Strengths and limitations

The study recruited a relatively large number of adults but in a non-UK setting.

Zhang et al. (2016)

Study size, design and location

A prospective observational cohort study of 133 adults with glaucoma (186 eyes) at a glaucoma centre in the US.

Key parameters of interest

  • CH

  • CCT

  • GAT IOP

Key outcomes

In univariate analysis, each 1 mmHg lower CH was associated with a 0.13 micrometre per year faster rate of RNFL loss (p=0.011).

In multivariable analysis adjusting for age, race, average GAT IOP and CTT, CH was still associated with a faster rate of RNFL loss (p=0.015).

CCT was not found to be associated with RNFL loss.

Strengths and limitations

The study recruited a relatively large number of people. A limitation of the study is that treatment was decided by the attending ophthalmologist and not standardised. Different treatment options may have influenced progression rates.

Medeiros et al. (2013)

Study size, design and location

An observational cohort study of 68 adults with glaucoma (114 eyes) at a glaucoma centre in the US.

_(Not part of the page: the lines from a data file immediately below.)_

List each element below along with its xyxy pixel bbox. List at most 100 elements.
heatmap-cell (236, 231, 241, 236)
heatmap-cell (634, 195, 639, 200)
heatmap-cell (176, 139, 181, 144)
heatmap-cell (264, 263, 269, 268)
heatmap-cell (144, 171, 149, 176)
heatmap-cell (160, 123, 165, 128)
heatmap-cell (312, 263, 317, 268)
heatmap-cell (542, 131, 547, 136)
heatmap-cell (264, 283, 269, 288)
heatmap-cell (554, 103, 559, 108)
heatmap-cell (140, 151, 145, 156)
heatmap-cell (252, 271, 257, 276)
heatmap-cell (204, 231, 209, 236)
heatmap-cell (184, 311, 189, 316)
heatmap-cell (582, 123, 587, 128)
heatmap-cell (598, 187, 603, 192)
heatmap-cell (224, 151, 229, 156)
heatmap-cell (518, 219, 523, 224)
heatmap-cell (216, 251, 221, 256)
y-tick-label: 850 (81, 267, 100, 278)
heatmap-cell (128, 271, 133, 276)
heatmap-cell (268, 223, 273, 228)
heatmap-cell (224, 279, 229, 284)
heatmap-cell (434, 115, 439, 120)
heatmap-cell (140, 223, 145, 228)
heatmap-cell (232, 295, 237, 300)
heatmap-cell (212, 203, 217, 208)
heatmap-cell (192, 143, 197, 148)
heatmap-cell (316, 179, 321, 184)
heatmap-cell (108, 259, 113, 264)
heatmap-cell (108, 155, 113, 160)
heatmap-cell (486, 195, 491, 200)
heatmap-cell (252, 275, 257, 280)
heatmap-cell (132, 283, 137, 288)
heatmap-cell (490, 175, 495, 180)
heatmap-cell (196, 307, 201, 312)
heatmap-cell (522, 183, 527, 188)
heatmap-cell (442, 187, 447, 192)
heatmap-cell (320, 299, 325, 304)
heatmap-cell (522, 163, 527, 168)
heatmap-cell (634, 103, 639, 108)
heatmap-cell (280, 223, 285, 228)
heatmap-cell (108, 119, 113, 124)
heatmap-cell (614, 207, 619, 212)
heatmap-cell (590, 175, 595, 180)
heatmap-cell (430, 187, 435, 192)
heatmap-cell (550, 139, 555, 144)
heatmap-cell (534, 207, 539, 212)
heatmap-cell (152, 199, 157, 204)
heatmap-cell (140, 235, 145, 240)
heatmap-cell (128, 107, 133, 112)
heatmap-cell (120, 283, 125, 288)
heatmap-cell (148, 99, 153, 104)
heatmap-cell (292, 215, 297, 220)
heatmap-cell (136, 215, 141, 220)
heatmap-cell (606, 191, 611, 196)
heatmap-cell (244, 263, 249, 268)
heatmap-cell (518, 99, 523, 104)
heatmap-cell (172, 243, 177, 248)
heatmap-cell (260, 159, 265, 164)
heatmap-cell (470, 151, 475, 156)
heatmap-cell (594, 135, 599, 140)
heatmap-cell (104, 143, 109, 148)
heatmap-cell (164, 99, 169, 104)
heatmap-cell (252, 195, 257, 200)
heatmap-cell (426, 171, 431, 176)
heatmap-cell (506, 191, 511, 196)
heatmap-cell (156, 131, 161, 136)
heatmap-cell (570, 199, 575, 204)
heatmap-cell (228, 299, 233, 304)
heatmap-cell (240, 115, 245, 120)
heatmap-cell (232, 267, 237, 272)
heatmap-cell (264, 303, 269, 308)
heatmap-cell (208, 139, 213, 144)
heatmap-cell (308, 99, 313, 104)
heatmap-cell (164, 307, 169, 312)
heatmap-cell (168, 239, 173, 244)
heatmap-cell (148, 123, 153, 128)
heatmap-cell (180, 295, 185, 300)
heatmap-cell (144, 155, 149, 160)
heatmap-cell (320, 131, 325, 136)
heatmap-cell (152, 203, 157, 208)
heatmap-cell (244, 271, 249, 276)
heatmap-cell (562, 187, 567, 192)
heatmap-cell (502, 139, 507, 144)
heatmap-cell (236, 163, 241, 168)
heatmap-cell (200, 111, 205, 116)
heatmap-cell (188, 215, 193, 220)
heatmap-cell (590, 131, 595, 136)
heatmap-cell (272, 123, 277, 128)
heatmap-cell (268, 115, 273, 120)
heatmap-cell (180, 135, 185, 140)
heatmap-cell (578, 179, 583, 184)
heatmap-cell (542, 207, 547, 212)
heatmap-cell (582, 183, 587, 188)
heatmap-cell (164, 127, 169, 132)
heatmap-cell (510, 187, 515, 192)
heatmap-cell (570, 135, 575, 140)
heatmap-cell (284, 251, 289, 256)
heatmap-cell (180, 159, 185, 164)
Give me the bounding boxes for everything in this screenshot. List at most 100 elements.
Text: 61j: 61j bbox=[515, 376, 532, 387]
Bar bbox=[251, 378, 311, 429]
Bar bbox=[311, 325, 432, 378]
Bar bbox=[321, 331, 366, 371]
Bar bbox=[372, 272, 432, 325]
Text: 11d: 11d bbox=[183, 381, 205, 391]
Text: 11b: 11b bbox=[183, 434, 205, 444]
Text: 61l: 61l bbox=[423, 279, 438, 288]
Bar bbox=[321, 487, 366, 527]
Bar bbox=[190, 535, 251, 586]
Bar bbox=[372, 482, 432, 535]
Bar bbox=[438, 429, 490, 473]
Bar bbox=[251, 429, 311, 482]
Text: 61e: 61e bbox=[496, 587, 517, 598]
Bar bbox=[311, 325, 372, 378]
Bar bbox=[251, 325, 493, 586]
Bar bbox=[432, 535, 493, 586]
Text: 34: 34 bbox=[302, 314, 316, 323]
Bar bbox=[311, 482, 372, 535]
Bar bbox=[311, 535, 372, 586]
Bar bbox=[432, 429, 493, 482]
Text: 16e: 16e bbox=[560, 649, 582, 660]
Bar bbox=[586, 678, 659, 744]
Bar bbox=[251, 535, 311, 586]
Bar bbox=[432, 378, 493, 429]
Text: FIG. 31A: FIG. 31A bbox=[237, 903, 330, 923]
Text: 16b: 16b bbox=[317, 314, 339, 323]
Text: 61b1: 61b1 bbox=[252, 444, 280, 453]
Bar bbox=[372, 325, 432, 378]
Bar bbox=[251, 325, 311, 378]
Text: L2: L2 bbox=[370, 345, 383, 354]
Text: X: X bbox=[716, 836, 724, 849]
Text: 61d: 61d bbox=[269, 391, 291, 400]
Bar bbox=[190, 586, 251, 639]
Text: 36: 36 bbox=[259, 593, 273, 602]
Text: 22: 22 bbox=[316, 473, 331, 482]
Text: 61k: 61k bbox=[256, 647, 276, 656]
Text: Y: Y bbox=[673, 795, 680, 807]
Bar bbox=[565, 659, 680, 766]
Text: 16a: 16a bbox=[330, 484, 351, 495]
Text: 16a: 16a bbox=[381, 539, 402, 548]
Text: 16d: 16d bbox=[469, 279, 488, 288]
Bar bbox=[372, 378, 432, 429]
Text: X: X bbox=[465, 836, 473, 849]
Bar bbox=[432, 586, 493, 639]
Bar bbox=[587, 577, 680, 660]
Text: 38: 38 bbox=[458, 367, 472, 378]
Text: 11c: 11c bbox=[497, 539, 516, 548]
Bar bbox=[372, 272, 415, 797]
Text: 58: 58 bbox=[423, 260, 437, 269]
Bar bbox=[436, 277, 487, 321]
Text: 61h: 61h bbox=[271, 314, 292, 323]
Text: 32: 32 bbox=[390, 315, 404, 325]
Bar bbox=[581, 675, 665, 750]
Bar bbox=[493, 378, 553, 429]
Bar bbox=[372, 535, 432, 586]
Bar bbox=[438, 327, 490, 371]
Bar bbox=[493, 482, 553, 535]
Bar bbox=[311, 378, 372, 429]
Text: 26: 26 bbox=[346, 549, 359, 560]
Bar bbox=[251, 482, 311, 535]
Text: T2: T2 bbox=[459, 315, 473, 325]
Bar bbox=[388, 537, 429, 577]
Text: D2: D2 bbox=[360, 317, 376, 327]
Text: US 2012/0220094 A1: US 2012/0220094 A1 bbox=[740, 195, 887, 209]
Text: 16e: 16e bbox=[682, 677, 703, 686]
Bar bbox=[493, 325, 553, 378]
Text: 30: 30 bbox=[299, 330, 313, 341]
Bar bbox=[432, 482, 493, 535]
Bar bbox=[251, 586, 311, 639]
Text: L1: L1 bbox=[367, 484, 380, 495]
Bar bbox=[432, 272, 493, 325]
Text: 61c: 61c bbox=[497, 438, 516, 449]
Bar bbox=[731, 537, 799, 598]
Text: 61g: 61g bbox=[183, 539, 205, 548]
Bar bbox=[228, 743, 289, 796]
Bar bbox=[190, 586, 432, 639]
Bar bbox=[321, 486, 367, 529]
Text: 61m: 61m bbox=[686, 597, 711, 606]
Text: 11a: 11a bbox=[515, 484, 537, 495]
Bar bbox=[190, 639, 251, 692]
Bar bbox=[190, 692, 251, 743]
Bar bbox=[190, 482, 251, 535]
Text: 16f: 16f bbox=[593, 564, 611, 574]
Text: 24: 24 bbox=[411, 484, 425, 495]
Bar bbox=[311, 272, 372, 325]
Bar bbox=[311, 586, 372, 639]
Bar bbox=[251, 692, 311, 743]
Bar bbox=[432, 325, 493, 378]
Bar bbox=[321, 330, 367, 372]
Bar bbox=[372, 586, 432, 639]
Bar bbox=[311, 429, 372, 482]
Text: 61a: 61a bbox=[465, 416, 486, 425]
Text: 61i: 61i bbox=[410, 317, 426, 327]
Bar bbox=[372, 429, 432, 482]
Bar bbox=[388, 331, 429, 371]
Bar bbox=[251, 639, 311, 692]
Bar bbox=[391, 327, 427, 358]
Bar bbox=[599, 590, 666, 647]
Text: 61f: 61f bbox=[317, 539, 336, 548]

Key parameters of interest

  • CH

  • GAT IOP

  • CCT

Key outcomes

In univariable analysis, each 1 mmHg lower CH was associated with 0.25% per year faster rate of VF decline over time (p<0.001).

In multivariable analysis the authors concluded that there were a significant interaction between IOP and CH.

There was a relationship between CCT and CH (r=0.48, p<0.001).

Strengths and limitations

A relatively small number of adults was recruited into the study.

Park et al. (2015)

Study size, design and location

A retrospective cross-sectional observational study of 82 adults with NTG (82 eyes) at a glaucoma clinic in Seoul, Korea.

Key parameters of interest

  • IOP

  • CCT

  • CRF

  • CH

  • IOPg

  • IOPcc

Key outcomes

26 of 39 eyes with low CH had progression of VF damage compared with 15 of 43 eyes with high CH (p<0.01).

In univariate and multivariable regression analysis CH was significantly correlated with VF progression (univariate beta=0.39, p<0.01, multivariable beta=0.32; p=0.01).

CH had a moderate and significant correlation with CCT (r=0.44, p<0.01) and IOPcc (r=−0.52, p<0.01).

Strengths and limitations

Study participants were having anti-glaucoma medications. CH may have been increased by IOP-lowering therapy.

A relatively small number of adults were recruited into the study.

Abbreviations: CCT, central corneal thickness; CH, corneal hysteresis; CRF, corneal resistance factor; IOP, intraocular pressure; IOPcc, corneal compensated intraocular pressure; IOPg, Goldmann estimated intraocular pressure; PSD, pattern standard deviation; RNFL, retinal nerve fibre layer; VF, visual field.

Recent and ongoing studies

No ongoing or in-development trials were identified.